The article by El Sherif et al concludes this special issue by describing a free online application called ATCER (Automated Text Classifier of Empirical Research). ATCER is based on the results of two complementary LIS-oriented studies that aimed to (1) establish a new bibliographic search filter, called the mixed filter (enabling the retrieval of empirical studies) and (2) compare the performance of machine learning solutions that automatize the mixed filter. The most performant solution was integrated in ATCER and can be used by graduate students, managers, practitioners, and researchers in health and social sciences to analyze their bibliographies and categorize records into “empirical” and “nonempirical”.

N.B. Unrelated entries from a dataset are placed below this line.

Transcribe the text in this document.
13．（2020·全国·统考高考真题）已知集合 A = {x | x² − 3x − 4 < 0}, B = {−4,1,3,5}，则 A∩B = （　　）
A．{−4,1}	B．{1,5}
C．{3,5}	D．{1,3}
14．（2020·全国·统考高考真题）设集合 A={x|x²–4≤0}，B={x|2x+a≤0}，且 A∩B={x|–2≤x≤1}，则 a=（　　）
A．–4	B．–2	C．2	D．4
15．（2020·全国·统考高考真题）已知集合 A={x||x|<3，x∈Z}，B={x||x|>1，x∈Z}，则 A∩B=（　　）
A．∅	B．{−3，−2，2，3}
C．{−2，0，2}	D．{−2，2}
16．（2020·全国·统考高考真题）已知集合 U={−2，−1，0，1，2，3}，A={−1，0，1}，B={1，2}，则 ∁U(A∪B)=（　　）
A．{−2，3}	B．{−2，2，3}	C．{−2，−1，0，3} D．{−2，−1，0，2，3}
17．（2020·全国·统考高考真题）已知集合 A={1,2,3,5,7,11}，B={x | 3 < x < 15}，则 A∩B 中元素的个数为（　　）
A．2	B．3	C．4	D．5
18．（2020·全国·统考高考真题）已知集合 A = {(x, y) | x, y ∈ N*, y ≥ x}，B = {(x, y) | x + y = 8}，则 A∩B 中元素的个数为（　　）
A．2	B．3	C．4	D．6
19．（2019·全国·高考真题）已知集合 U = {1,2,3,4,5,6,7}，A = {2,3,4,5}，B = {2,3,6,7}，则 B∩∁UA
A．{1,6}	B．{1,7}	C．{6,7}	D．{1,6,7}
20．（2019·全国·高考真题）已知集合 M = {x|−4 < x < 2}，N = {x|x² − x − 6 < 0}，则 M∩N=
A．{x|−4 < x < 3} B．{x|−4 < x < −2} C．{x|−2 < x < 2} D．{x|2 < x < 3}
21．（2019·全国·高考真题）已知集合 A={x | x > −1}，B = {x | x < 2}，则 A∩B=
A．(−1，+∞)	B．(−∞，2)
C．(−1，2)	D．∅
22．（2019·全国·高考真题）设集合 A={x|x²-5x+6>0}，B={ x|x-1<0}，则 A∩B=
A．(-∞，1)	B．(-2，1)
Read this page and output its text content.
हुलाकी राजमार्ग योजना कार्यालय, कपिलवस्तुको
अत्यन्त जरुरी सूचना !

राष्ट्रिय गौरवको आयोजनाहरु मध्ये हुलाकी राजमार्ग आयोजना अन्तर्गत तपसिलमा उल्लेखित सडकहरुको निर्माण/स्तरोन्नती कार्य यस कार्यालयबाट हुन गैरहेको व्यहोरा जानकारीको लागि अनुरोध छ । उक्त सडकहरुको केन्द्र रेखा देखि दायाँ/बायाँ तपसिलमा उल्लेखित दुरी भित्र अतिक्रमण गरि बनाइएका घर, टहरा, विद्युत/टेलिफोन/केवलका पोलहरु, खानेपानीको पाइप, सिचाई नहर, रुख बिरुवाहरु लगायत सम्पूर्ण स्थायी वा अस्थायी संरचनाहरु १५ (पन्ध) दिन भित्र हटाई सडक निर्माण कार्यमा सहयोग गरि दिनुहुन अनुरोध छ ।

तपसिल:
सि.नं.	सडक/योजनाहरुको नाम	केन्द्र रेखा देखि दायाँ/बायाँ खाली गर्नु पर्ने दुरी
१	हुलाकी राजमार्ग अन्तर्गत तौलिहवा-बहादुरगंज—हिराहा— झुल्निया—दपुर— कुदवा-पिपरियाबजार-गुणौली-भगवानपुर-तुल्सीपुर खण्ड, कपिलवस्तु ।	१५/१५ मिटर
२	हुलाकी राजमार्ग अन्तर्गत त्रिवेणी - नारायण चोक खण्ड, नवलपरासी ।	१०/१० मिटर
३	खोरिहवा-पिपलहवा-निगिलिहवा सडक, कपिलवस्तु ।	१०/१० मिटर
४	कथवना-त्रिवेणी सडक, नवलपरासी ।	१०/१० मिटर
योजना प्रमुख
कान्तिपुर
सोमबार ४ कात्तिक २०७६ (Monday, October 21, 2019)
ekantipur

Knowing about this automated text classification system is important for information researchers and practitioners. Methodological reviews with descriptive analysis of empirical studies are common in LIS (Chu, 2015). Specifically, the authors, may analyse all types of empirical studies published in core LIS journals to describe the use and prevalence of various research methods (Fidel, 2008; Julien et al., 2011). ATCER can also be employed by librarians developing search strategies for literature reviews or to recommend to researchers and students working on mixed studies reviews (reviews including empirical studies with diverse designs: qualitative, quantitative and mixed methods designs).
In conclusion, there is much to gain from research on the IAM, CI, and collaborative information in health and social sciences. The IAM being a validated tool to systematically assess the impact of health information from the viewpoints of different user groups, could be used by information researchers and professionals in information evaluation projects. Mobilizing collective intelligence (CI) of groups through crowdsourcing is an emergent trend proposing new types and methods for research across disciplines (Nguyen et al., 2019). CI has been used to create ‘intellectual outputs’, generate ideas, evaluate ideas or work, and solve problems (Nguyen et al., 2019). The articles in this special issue report protocols and projects pertaining to health information research. Their methodology and results are nevertheless transferable and potentially valuable to LIS educators, professionals, graduate students, and researchers.